Değerli ozan Fatih Kısaparmak, şöyle der:
Benim babam mert adamdı
Mangal gibi yüreği
Yufka gibi kalbi vardı
Hayatım boyunca o’na özendim
Fedakardı
Bir dikili ağacı olmadı belki
Ama kendisi
Onuruyla yaşayan koskoca bir çınardı
Üstümdeki kol kanat
Sırtımı yasladığım dağ gibiydi
Ben babamın oğluyum
Tepeden tırnağa Anadolu’yum.
Babasının varlığı ya da yokluğu herkesin hayatında önemli izler bırakır. Sizin hayatınızda da böyle izler mutlaka vardır.
Benim babama takdir duygularımla yaklaşmam uzun yıllardan sonra oluşmaya başladı.
Yaşım ilerledikçe babamın kendine özgü yönlerini görüp takdir etmeye başladım.
Şimdi rahmetle anıyor ve hayır dualar ediyorum.
“İletişim Donanımları” kitabımı babamın anısına sunarken şöyle dedim:
“Mustafa Sami Cüceloğlu!

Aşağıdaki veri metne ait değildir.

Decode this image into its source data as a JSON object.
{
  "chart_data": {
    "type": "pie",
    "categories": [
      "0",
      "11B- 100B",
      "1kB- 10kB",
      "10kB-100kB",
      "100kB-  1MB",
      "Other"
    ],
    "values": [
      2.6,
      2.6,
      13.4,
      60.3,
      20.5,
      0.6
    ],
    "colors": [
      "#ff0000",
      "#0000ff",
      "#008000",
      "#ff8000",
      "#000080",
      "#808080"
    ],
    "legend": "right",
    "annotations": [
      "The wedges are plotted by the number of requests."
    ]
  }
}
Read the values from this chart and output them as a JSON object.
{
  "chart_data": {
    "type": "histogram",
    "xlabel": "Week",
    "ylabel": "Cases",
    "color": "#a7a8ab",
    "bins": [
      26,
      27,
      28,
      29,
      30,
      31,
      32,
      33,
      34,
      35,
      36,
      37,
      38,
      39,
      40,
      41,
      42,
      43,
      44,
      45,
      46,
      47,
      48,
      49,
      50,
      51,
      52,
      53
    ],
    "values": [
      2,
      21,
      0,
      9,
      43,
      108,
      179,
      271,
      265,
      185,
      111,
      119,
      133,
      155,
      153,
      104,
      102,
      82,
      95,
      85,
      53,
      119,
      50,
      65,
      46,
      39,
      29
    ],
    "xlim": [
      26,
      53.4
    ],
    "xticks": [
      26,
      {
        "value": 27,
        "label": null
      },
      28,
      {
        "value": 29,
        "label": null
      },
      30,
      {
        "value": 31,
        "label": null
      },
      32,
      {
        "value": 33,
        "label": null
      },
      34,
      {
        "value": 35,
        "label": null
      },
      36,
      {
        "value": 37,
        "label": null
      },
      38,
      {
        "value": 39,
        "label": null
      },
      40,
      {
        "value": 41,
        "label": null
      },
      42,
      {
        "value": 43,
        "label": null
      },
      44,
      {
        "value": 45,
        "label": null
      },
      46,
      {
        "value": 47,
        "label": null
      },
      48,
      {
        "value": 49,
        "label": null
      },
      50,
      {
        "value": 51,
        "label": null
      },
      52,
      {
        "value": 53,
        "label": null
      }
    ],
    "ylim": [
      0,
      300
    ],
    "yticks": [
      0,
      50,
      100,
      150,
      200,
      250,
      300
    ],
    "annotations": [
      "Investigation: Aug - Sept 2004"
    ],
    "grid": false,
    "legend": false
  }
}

Sevgili babam, Bu benim sekizinci kitabım. İlk kitabımı anneme sundum. İkinci kitabım sana sunulmalıydı! Olmadı! Sana kızgındım! Doğumumdan altmış dört yıl ve yedi kitap yazdıktan sonra, yazdığım bu sekizinci kitabı şimdi boynum bükük ve mahcup sana sunuyorum.

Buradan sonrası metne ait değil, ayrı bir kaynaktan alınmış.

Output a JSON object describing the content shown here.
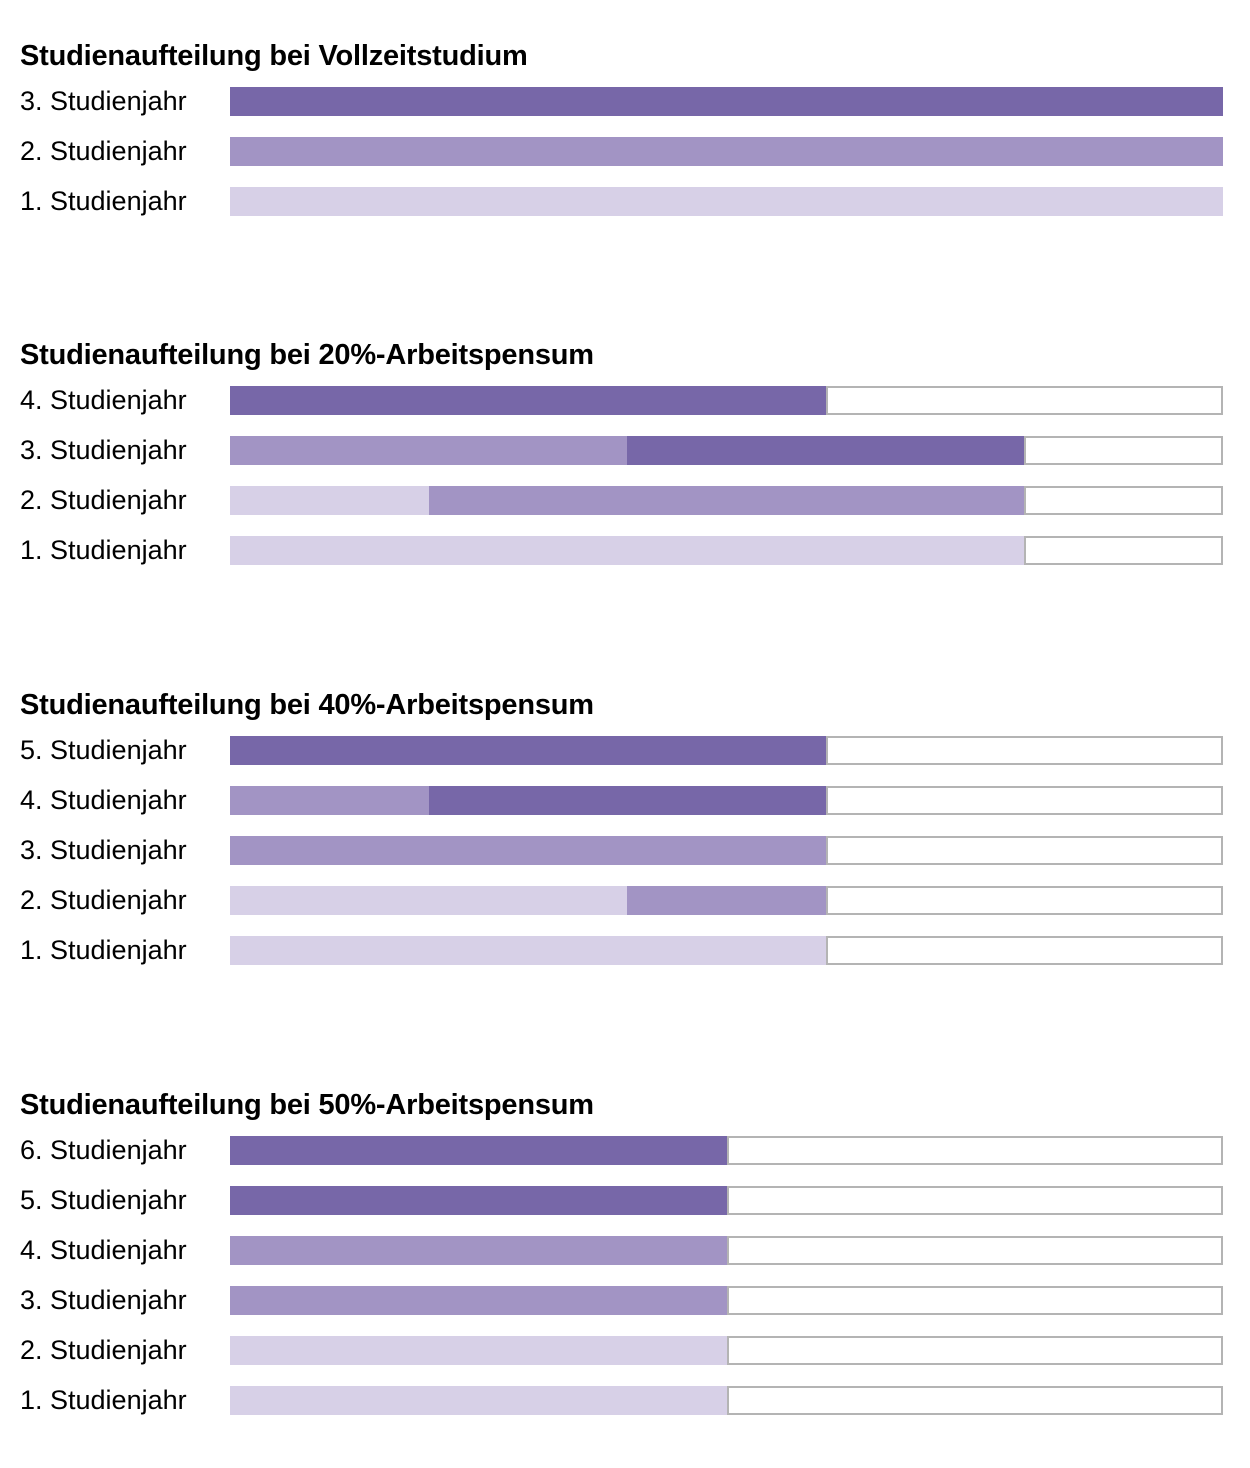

Babalık zormuş, babam. Hele senin zamanında, kıtlık ve savaş içinde. Ben üç çocuğumdan hiçbirine günlük tutmadım. Gönlüm ve aklım ermedi; kıt kaldım. Şimdi anladım senin zenginliğini. Ruhun şad olsun, sevgili babam! “
Değerli okurlarım, biliyorsunuz, burası sizin yeriniz, babanızla ilgili anılarınızı ve yorumlarınızı paylaşabilirsiniz. Babalar gününüzü tekrar kutlar, selamlar ve sevgilerimi sunarım.